“Kami hitung ulang, supaya uang rakyat tidak hilang percuma, yang kita lakukan adalah mengurangi volumenya sesuai kemampuan dana yang ada. Ini persoalannya.”
TIMIKA (21/5/26), NGK– Pertanyaan besar yang selama ini bergema di tengah masyarakat Mimika, “Mengapa pembangunan infrastruktur terasa lambat dan belum berjalan maksimal?”, akhirnya mendapat jawaban jujur dan lengkap langsung dari pemimpin daerahnya.
Di sela kesibukan melayani masyarakat, Bupati Mimika, Johannes Rettob, menyempatkan waktu berbicara dengan para wartawan dengan nada penuh tanggung jawab, membuka selubung tantangan berat yang sedang dihadapi pemerintahannya—tantangan yang ternyata tidak hanya bersifat lokal, melainkan dampak dari gejolak ekonomi yang dirasakan seluruh bangsa Indonesia.
Di hadapan awak media, Johannes Rettob berbicara sebagai pemimpin yang merasakan langsung beban keinginan rakyatnya. Ia mengawali penjelasannya dengan pesan khusus agar disampaikan kepada seluruh warga Mimika, agar tidak ada lagi kesalahpahaman.

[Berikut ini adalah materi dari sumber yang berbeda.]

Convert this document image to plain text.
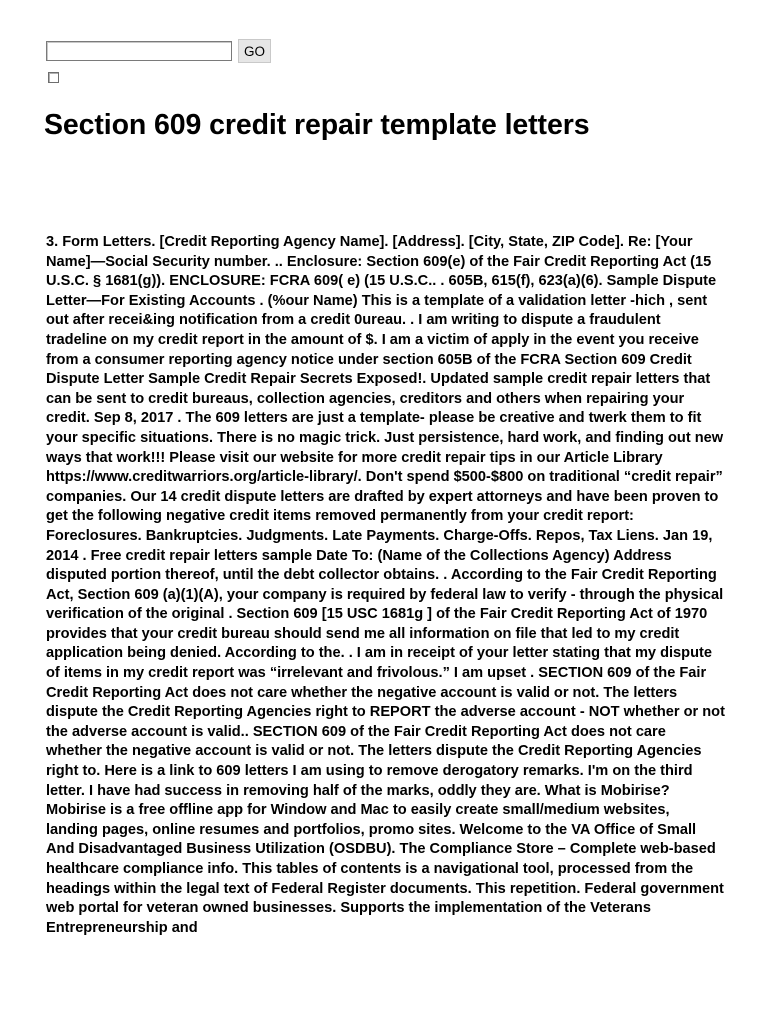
GO
Section 609 credit repair template letters

3. Form Letters. [Credit Reporting Agency Name]. [Address]. [City, State, ZIP Code]. Re: [Your Name]—Social Security number. .. Enclosure: Section 609(e) of the Fair Credit Reporting Act (15 U.S.C. § 1681(g)). ENCLOSURE: FCRA 609( e) (15 U.S.C.. . 605B, 615(f), 623(a)(6). Sample Dispute Letter—For Existing Accounts . (%our Name) This is a template of a validation letter -hich , sent out after recei&ing notification from a credit 0ureau. . I am writing to dispute a fraudulent tradeline on my credit report in the amount of $. I am a victim of apply in the event you receive from a consumer reporting agency notice under section 605B of the FCRA Section 609 Credit Dispute Letter Sample Credit Repair Secrets Exposed!. Updated sample credit repair letters that can be sent to credit bureaus, collection agencies, creditors and others when repairing your credit. Sep 8, 2017 . The 609 letters are just a template- please be creative and twerk them to fit your specific situations. There is no magic trick. Just persistence, hard work, and finding out new ways that work!!! Please visit our website for more credit repair tips in our Article Library https://www.creditwarriors.org/article-library/. Don't spend $500-$800 on traditional “credit repair” companies. Our 14 credit dispute letters are drafted by expert attorneys and have been proven to get the following negative credit items removed permanently from your credit report: Foreclosures. Bankruptcies. Judgments. Late Payments. Charge-Offs. Repos, Tax Liens. Jan 19, 2014 . Free credit repair letters sample Date To: (Name of the Collections Agency) Address disputed portion thereof, until the debt collector obtains. . According to the Fair Credit Reporting Act, Section 609 (a)(1)(A), your company is required by federal law to verify - through the physical verification of the original . Section 609 [15 USC 1681g ] of the Fair Credit Reporting Act of 1970 provides that your credit bureau should send me all information on file that led to my credit application being denied. According to the. . I am in receipt of your letter stating that my dispute of items in my credit report was “irrelevant and frivolous.” I am upset . SECTION 609 of the Fair Credit Reporting Act does not care whether the negative account is valid or not. The letters dispute the Credit Reporting Agencies right to REPORT the adverse account - NOT whether or not the adverse account is valid.. SECTION 609 of the Fair Credit Reporting Act does not care whether the negative account is valid or not. The letters dispute the Credit Reporting Agencies right to. Here is a link to 609 letters I am using to remove derogatory remarks. I'm on the third letter. I have had success in removing half of the marks, oddly they are. What is Mobirise? Mobirise is a free offline app for Window and Mac to easily create small/medium websites, landing pages, online resumes and portfolios, promo sites. Welcome to the VA Office of Small And Disadvantaged Business Utilization (OSDBU). The Compliance Store – Complete web-based healthcare compliance info. This tables of contents is a navigational tool, processed from the headings within the legal text of Federal Register documents. This repetition. Federal government web portal for veteran owned businesses. Supports the implementation of the Veterans Entrepreneurship and
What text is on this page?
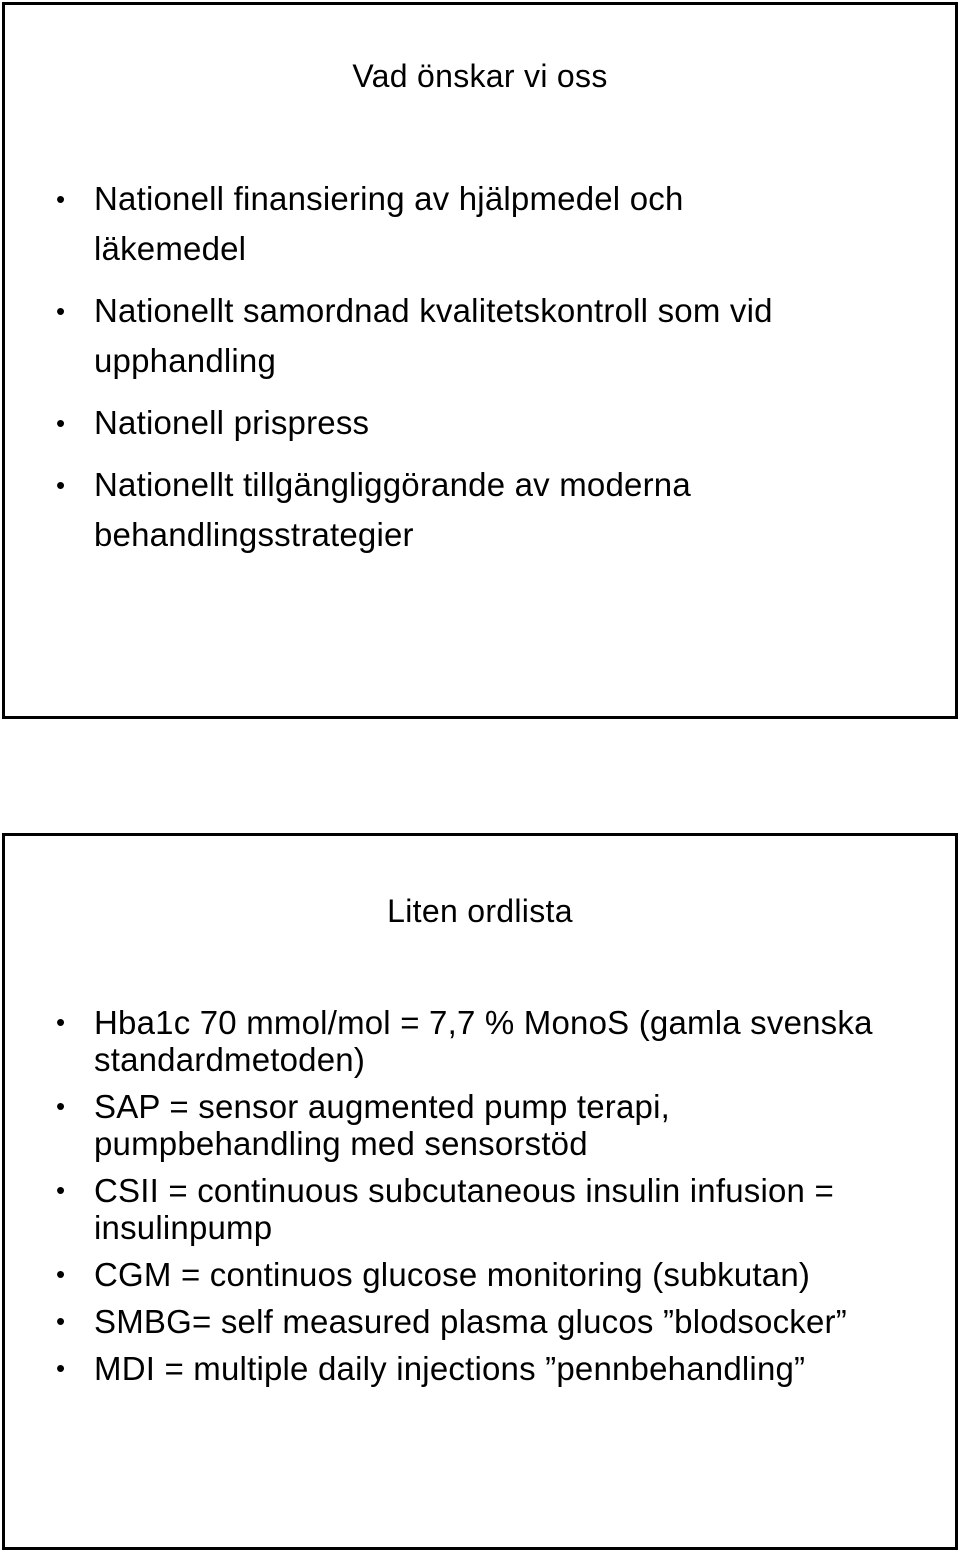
Vad önskar vi oss
• Nationell finansiering av hjälpmedel och läkemedel
• Nationellt samordnad kvalitetskontroll som vid upphandling
• Nationell prispress
• Nationellt tillgängliggörande av moderna behandlingsstrategier
Liten ordlista
• Hba1c 70 mmol/mol = 7,7 % MonoS (gamla svenska standardmetoden)
• SAP = sensor augmented pump terapi, pumpbehandling med sensorstöd
• CSII = continuous subcutaneous insulin infusion = insulinpump
• CGM = continuos glucose monitoring (subkutan)
• SMBG= self measured plasma glucos ”blodsocker”
• MDI = multiple daily injections ”pennbehandling”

“Tolong sampaikan kepada masyarakat. Orang banyak mengkritisi, kenapa sampai infrastruktur tidak jalan? Pembangunan infrastruktur. Ini itu mereka hanya sorotnya dari pembawaan infrastruktur saja. Kenapa ini pembangunan infrastruktur tidak jalan? Ada beberapa catatan penting, sehingga kita harus menjelaskan ini semua.”
Dengan tegas namun penuh pemahaman, Bupati Johannes mengungkapkan akar masalah utama yang menjadi tembok penghambat pembangunan di daerahnya: lonjakan harga barang dan biaya logistik yang sangat tinggi. Angka 22 persen bukan sekadar statistik baginya, melainkan realita pahit yang menggerus nilai anggaran yang sudah disusun susah payah.
“Yang pertama, harga-harga barang sekarang sampai seluruh Indonesia naik 22 persen. Ini 22 persen ya! Di tempat asalnya saja, misalnya di Surabaya, kita ambil materi di sana saja sudah naik 22 persen. Belum lagi kalau kita bawa ke sini, biaya transportasinya ikut naik. Coba lihat harga solar sekarang, bayangkan berapa nilainya? Jadi karena itu, maka kami sekarang lagi melakukan semua evaluasi, melakukan peninjauan ulang tentang harga satuan. Ini satu-satunya jalan yang kita lakukan.”
Ia pun memaparkan betapa beratnya biaya hidup dan biaya operasional di tanah Papua, yang jauh berbeda dengan daerah lain. Perjuangan pemerintah daerah bukan hanya mengurus administrasi, tetapi juga berjuang melawan jarak dan biaya logistik yang melambung tinggi.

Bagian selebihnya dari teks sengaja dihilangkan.